GUSTAFSSON: Lukas (LASK-Stürmer Lukas Kragl, Anm.) hat mir unmittelbar danach einige SMS geschrieben. Als Salzburg wieder gegen den LASK gespielt hat, haben wir uns dann zum ersten Mal gesehen. Aber er hat nicht wirklich viel gesagt.

Und Sie? Was haben Sie zu ihm gesagt?
GUSTAFSSON: Meine Güte, was hätte ich schon Großartiges sagen sollen? Ich habe ihm gesagt, dass er sich keine Gedanken mehr machen muss, dass er wieder auf seine eigene Karriere schauen soll. Er ist doch noch so jung. Und ich möchte ihm hier wirklich nichts unterstellen. Ich mache ihm auch überhaupt keinen Vorwurf mehr.
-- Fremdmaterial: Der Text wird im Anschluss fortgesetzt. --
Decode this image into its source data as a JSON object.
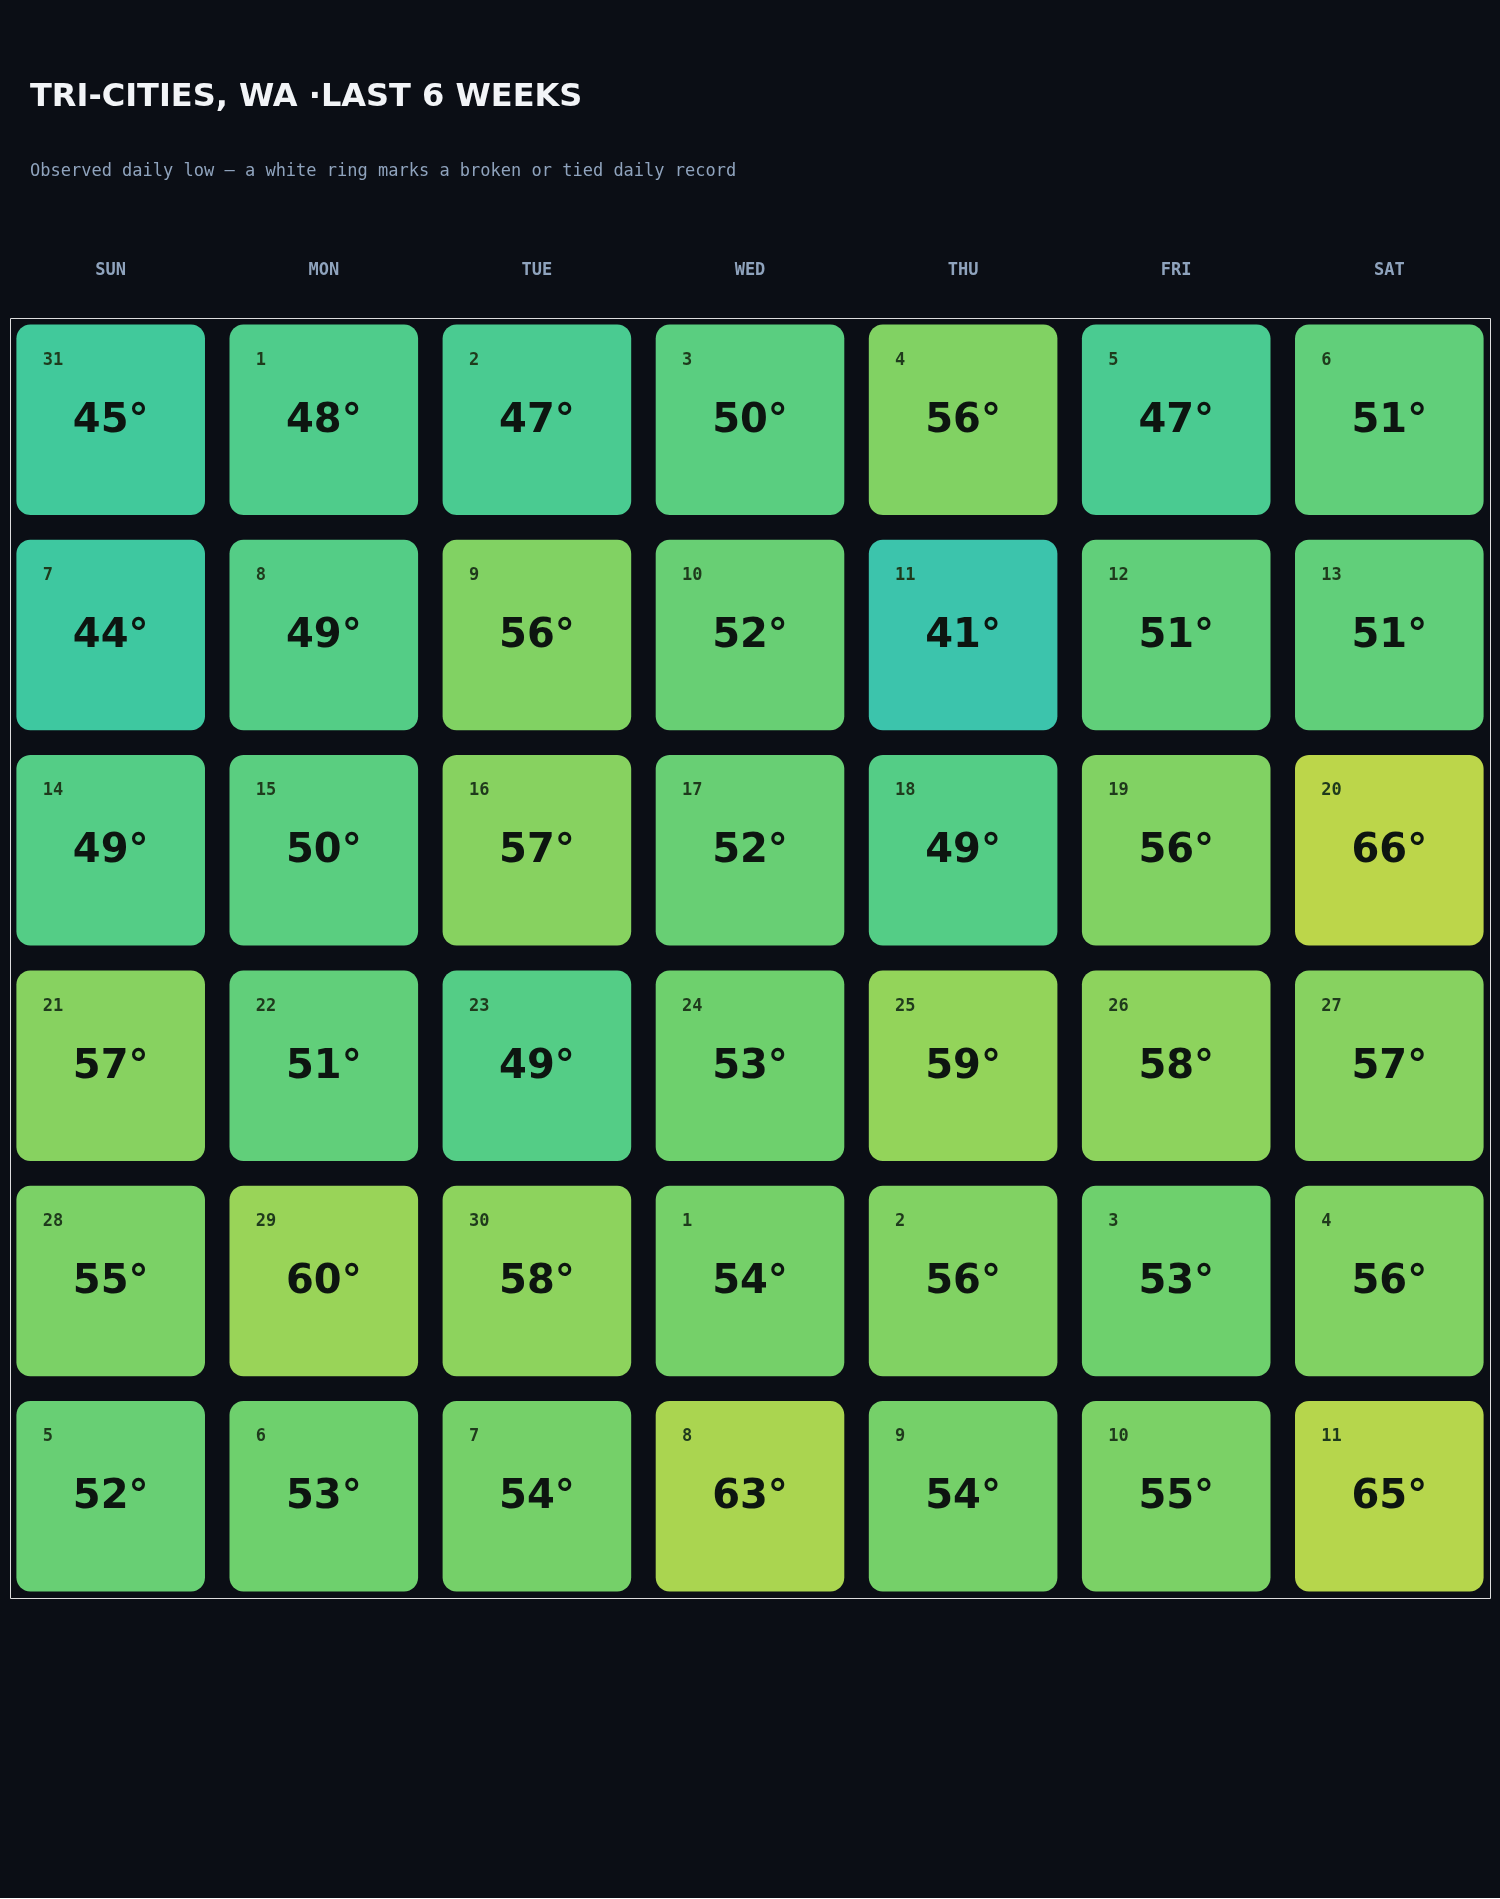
{
  "chart_data": {
    "type": "heatmap",
    "title": "TRI-CITIES, WA ·LAST 6 WEEKS",
    "subtitle": "Observed daily low — a white ring marks a broken or tied daily record",
    "categories": [
      "SUN",
      "MON",
      "TUE",
      "WED",
      "THU",
      "FRI",
      "SAT"
    ],
    "y_categories": [
      null,
      null,
      null,
      null,
      null,
      null
    ],
    "cells": [
      [
        45,
        48,
        47,
        50,
        56,
        47,
        51
      ],
      [
        44,
        49,
        56,
        52,
        41,
        51,
        51
      ],
      [
        49,
        50,
        57,
        52,
        49,
        56,
        66
      ],
      [
        57,
        51,
        49,
        53,
        59,
        58,
        57
      ],
      [
        55,
        60,
        58,
        54,
        56,
        53,
        56
      ],
      [
        52,
        53,
        54,
        63,
        54,
        55,
        65
      ]
    ],
    "cell_labels": [
      [
        "45°",
        "48°",
        "47°",
        "50°",
        "56°",
        "47°",
        "51°"
      ],
      [
        "44°",
        "49°",
        "56°",
        "52°",
        "41°",
        "51°",
        "51°"
      ],
      [
        "49°",
        "50°",
        "57°",
        "52°",
        "49°",
        "56°",
        "66°"
      ],
      [
        "57°",
        "51°",
        "49°",
        "53°",
        "59°",
        "58°",
        "57°"
      ],
      [
        "55°",
        "60°",
        "58°",
        "54°",
        "56°",
        "53°",
        "56°"
      ],
      [
        "52°",
        "53°",
        "54°",
        "63°",
        "54°",
        "55°",
        "65°"
      ]
    ],
    "annotations": [
      "31",
      "1",
      "2",
      "3",
      "4",
      "5",
      "6",
      "7",
      "8",
      "9",
      "10",
      "11",
      "12",
      "13",
      "14",
      "15",
      "16",
      "17",
      "18",
      "19",
      "20",
      "21",
      "22",
      "23",
      "24",
      "25",
      "26",
      "27",
      "28",
      "29",
      "30",
      "1",
      "2",
      "3",
      "4",
      "5",
      "6",
      "7",
      "8",
      "9",
      "10",
      "11"
    ]
  }
}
Derartige Zwischenfälle werden sehr schnell kriminalisiert. Eine Salzburger Zeitung hat damals vehement gefordert, Lukas Kragl vor Gericht zu stellen.
GUSTAFSSON (etwas erstaunt): Ach so, haben sie das wirklich? Ich wollte das jedenfalls nie. Ich habe überhaupt nie an so etwas gedacht, das müssen Sie mir unbedingt glauben.

Wie sehen Sie die Situation von Salzburg derzeit? Warum läuft es so unrund?
GUSTAFSSON: Wenn wir das wüssten. Aber wichtige Leute haben die Mannschaft verlassen, wir haben sehr viele neue Leute. Es ist viel passiert in Salzburg. Ich denke, das ist der Hauptgrund. Es dauert einfach noch, bis wir wieder den Rhythmus finden.

Trainer Huub Stevens steht aber auch schon immer mehr in der Kritik, oder?
GUSTAFSSON: Vielleicht in eurer Kritik, in jener der Zeitungen. Huub Stevens ist eine sehr starke Persönlichkeit. Er hat einen Plan und er bleibt bei seinem Plan. Er muss wissen, was er tut. Und uns Spielern muss dabei klar sein, dass es nicht immer nur geradeaus gehen kann.

Also wird Salzburg auch heuer wieder Meister?
GUSTAFSSON (lacht auf): Ja, sicher sogar! Was haben Sie gedacht? Es ist auf jeden Fall unser Ziel. Etwas anderes kommt nicht in Frage. Und in die Champions League werden wir diesesmal auch kommen.